Schicksal des Menschen,
Wie gleichst du dem Wind !
Âme de l’homme,
Comme tu ressembles à l’eau !
Destin de l’homme,
Comme tu ressembles au vent !
…une œuvre quintessence de musique romantique, qui clôturait ce splendide concert.
Raphaël Fey, violoncelliste et chef d’orchestre, est au pupitre. Il est lauréat des Conservatoires Royaux de Musique de Bruxelles, de la Hochschule für Musik «Felix Mendelssohn-Bartholdy» de Leipzig et de la Chapelle Musicale Reine Elisabeth. Il a participé récemment à plusieurs retransmissions de concerts pour les radios Musiq 3 et Klara. Avec l’orchestre « Les Métamorphoses » qu’il a créé avec Camille Feye, il vient d’enregistrer un cd consacré à Haydn, Lipatti et Mozart le label EPR avec le pianiste Julien Libeer. Il est également diplômé en Histoire de la Musique. Son dernier projet de recherche a débouché sur ce concert exceptionnel et la recréation du « Requiem » de François-Auguste Gevaert (1853) dont on a pu découvrir pour la première fois la version originale avec l’Ensemble Vocal de Bruxelles, dirigé par Philippe Fernandez Cruz. Un ensemble dont on avait déjà pu apprécier la magnifique prestation lors des journées de Singing Brussels le 6 mai dernier à Bozar. Avec l’Ensemble ‘Les Basses de Bruxelles’, cela se passait à la Chapelle Royale Protestante de Bruxelles le 10 novembre 2018. Et comme il est bon et agréable de découvrir des chefs d’œuvre inconnus de notre patrimoine artistique belge!
Composé en 1853, le Requiem (Missa Solemnis pro defunctis) s’inscrit dans la tradition des Messes des morts écrites par de nombreux compositeurs européens depuis la Renaissance. Contrairement à Mozart, Michael Haydn, Gossec ou encore Berlioz, Gevaert choisit d’écrire pour un choeur d’hommes, un quintette de cuivres et un ensemble de violoncelles et de contrebasses. Par son écriture orientée vers les graves, cette œuvre annonce le célèbre Requiem que Gabriel Fauré composera quelques années plus tard.

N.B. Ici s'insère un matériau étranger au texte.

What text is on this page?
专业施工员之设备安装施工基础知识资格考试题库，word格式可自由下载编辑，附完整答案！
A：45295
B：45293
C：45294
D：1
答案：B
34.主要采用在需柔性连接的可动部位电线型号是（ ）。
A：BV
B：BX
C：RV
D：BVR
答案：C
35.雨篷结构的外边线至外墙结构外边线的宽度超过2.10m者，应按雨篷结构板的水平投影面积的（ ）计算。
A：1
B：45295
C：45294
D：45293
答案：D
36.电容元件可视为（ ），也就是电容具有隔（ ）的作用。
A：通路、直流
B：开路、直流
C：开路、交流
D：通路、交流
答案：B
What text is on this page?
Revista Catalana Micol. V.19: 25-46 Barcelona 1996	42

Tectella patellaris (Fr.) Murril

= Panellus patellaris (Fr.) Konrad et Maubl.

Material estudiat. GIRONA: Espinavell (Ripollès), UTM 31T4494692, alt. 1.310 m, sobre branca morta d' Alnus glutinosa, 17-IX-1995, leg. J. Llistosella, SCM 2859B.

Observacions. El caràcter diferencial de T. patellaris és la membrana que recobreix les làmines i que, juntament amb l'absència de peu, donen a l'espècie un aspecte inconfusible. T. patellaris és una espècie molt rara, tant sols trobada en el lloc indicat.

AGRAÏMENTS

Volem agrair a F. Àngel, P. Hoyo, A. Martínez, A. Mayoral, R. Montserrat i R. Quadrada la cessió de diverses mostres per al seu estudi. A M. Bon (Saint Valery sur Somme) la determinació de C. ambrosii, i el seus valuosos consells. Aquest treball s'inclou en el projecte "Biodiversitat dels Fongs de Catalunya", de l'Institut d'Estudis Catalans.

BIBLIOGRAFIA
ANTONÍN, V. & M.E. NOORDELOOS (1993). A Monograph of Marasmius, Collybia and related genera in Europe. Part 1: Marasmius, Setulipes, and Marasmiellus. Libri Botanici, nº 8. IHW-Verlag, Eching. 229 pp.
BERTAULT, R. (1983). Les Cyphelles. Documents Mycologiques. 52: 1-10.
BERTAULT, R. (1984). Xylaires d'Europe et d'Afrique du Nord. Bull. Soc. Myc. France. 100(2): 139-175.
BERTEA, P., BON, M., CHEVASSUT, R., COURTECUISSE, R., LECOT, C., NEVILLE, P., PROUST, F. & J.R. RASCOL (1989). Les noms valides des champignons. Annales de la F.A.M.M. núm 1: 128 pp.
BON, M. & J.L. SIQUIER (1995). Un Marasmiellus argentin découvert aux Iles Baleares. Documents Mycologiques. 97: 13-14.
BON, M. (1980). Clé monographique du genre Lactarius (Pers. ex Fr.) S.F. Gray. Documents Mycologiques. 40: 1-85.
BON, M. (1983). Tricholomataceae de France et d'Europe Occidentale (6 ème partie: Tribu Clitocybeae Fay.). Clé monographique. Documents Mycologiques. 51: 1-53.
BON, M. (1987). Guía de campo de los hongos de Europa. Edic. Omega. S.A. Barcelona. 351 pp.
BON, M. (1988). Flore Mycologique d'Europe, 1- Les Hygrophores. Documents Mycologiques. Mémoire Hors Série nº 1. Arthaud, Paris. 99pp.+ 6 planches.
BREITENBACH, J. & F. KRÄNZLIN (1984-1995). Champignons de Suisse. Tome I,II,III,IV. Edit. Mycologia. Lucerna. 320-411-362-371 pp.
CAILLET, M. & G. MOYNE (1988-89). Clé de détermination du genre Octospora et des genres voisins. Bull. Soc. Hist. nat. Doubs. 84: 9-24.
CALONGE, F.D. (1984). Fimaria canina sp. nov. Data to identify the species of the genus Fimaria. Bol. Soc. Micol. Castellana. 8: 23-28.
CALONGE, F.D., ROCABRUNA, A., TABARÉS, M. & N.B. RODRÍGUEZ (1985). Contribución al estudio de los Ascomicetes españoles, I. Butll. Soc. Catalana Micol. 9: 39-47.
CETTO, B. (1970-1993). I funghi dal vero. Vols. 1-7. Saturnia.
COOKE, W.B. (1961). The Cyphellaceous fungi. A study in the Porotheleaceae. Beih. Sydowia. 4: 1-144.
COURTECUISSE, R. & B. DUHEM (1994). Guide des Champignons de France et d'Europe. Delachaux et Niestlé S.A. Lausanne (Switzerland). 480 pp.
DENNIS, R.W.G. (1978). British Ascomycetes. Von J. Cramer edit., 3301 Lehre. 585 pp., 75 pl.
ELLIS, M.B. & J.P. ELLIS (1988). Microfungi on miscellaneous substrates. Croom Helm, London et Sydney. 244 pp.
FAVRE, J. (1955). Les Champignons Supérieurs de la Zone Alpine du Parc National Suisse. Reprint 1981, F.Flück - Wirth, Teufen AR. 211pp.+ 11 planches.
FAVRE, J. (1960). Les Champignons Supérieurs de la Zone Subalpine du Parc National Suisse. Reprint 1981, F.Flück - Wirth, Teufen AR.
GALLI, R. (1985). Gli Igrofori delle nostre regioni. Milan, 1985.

L’ensemble vocal masculin en deux rangs encerclant les cordes, violoncelles et contrebasse et le quintette de cuivres placé dans la galerie supérieure formaient une trinité musicale exaltante où circulaient librement toutes les énergies de la polyphonie, favorisant au mieux le sentiment d’élévation. Tout au cours de l’écoute on retrouve de riches consonances inscrites dans nos souvenirs, que ce soient vers les belles sonorités vibrantes des polyphonies corses, oui les chants grégoriens ou le patrimoine orthodoxe slave. Le Kyrie est empreint de voix caressantes et éthérées. L’orchestre souligne à peine des voix a capella d’une grande pureté. Le Dies Irae bascule dans le vrombissement des violoncelles, les cuivres sont au balcon, ponctuant le texte de façon majestueuse. Quand les solistes sont à l’œuvre, ce sont des gouttes d’or des cuivres qui semblent fondre dans le texte. Cuivres cordes et voix se joignent dans les scintillements et la sérénité dont on se sent au fur et à mesure rassasié. . Domine Jesu Christe libera nos in obscurum projette de magnifiques couleurs. Le Sanctus, radieux, avec les cuivres seuls est une progression crescendo majestueuse qui tient de l’ivresse. Et le subtil Pie Jesu Domine dona eis requiem est un élixir de douceur. Les cordes deviennent quasi inaudibles, flotte, juste, la voix humaine. L’Agnus dei est l’affaire de tutti, un andante sous le poids des péchés du monde, il resplendit de cette Beauté qui sauvera le monde… Et le Lux aeternam parachève en forme une berceuse pleine d’humanité. From womb to tomb… we are but frail humans seeking Light!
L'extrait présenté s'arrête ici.